Free cash flow for the nine months through June fell to 133 million euros, from a full-year total of 651 million over the whole of fiscal 2019. Before interest, taxes and amortization, the business made a loss of over 1 billion euros. It hasn’t helped that Gamesa during this period has been hit by a costly restructuring in India (a familiar example of Siemens’ hopes outrunning reality).
The company is promising big further reductions in costs and working capital over the next few years, but it acknowledges that past rationalizations haven’t been enough to make costs fall faster than revenues. Moreover, the new company has a gap of over 1 billion in pension liabilities that it will have to fund somehow (and the current discount rate of 1.8% for its liabilities looks high, given that the yield on 10-year German debt is below -0.5%).
It’s to Kaeser’s credit that, up until to the end of his tenure at Siemens, he has streamlined the parent company to be a much more focused and forward-looking company.
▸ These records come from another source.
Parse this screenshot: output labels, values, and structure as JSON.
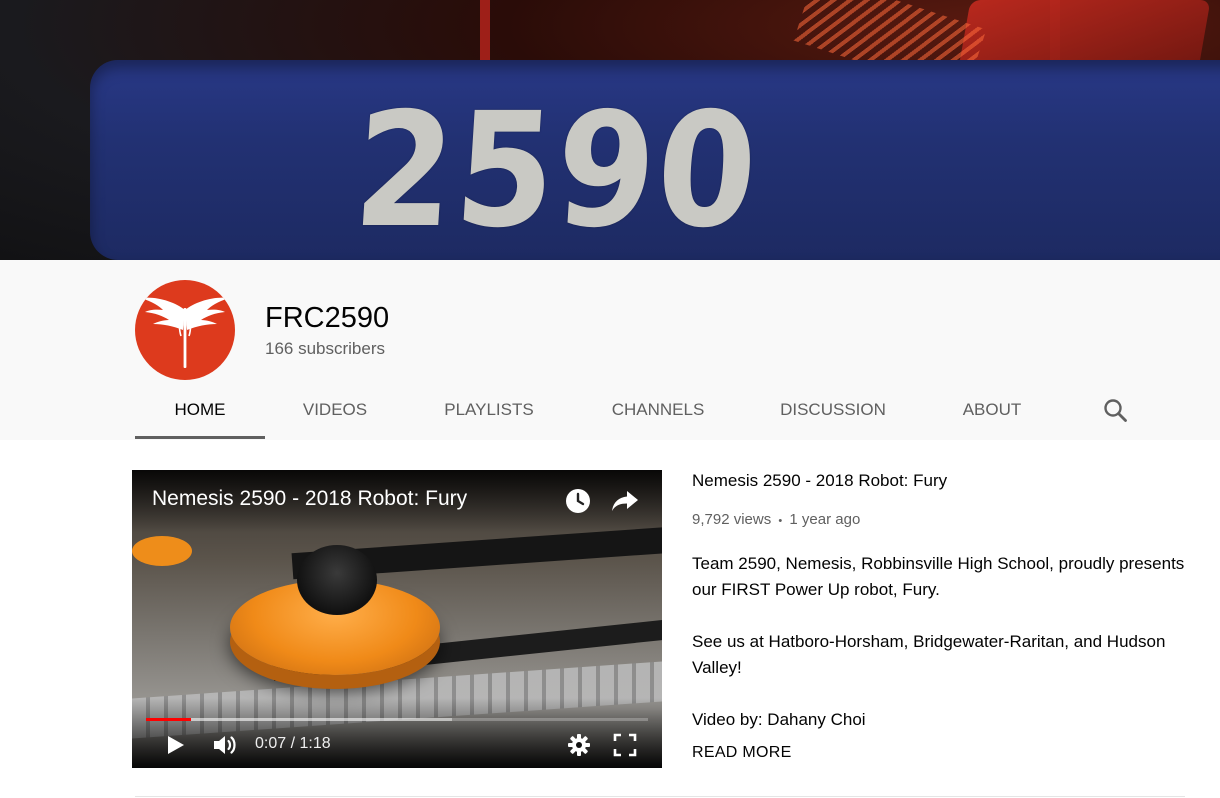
{
  "banner": {
    "bumper_text": "2590"
  },
  "channel": {
    "name": "FRC2590",
    "subscribers": "166 subscribers",
    "avatar_color": "#dd3a1d"
  },
  "tabs": [
    {
      "label": "HOME",
      "active": true
    },
    {
      "label": "VIDEOS"
    },
    {
      "label": "PLAYLISTS"
    },
    {
      "label": "CHANNELS"
    },
    {
      "label": "DISCUSSION"
    },
    {
      "label": "ABOUT"
    }
  ],
  "search_icon": "search-icon",
  "player": {
    "title": "Nemesis 2590 - 2018 Robot: Fury",
    "time": "0:07 / 1:18",
    "progress_played": 0.09,
    "progress_loaded": 0.61,
    "icons": [
      "watch-later-icon",
      "share-icon",
      "play-icon",
      "volume-icon",
      "settings-icon",
      "fullscreen-icon"
    ]
  },
  "video_info": {
    "title": "Nemesis 2590 - 2018 Robot: Fury",
    "views": "9,792 views",
    "separator": "•",
    "age": "1 year ago",
    "description": [
      "Team 2590, Nemesis, Robbinsville High School,  proudly presents our FIRST Power Up robot, Fury.",
      "See us at Hatboro-Horsham, Bridgewater-Raritan, and Hudson Valley!",
      "Video by: Dahany Choi"
    ],
    "read_more": "READ MORE"
  },
  "colors": {
    "accent_red": "#ff0000",
    "tab_underline": "#606060",
    "header_bg": "#f9f9f9"
  }
}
Even so, the burdens of the past cannot be shaken off so easily: the company still has nearly half of the company and is only planning to sell down to 25%. That explains why Siemens has come out of the last decade in better shape than General Electric (NYSE:), its long-standing rival. Even so, this is an incomplete unlocking of value: the conglomerate discount will continue to dog Siemens stock for the foreseeable future, while the presence of the fossil fuel division is likely to weigh on Siemens Energy for just as long.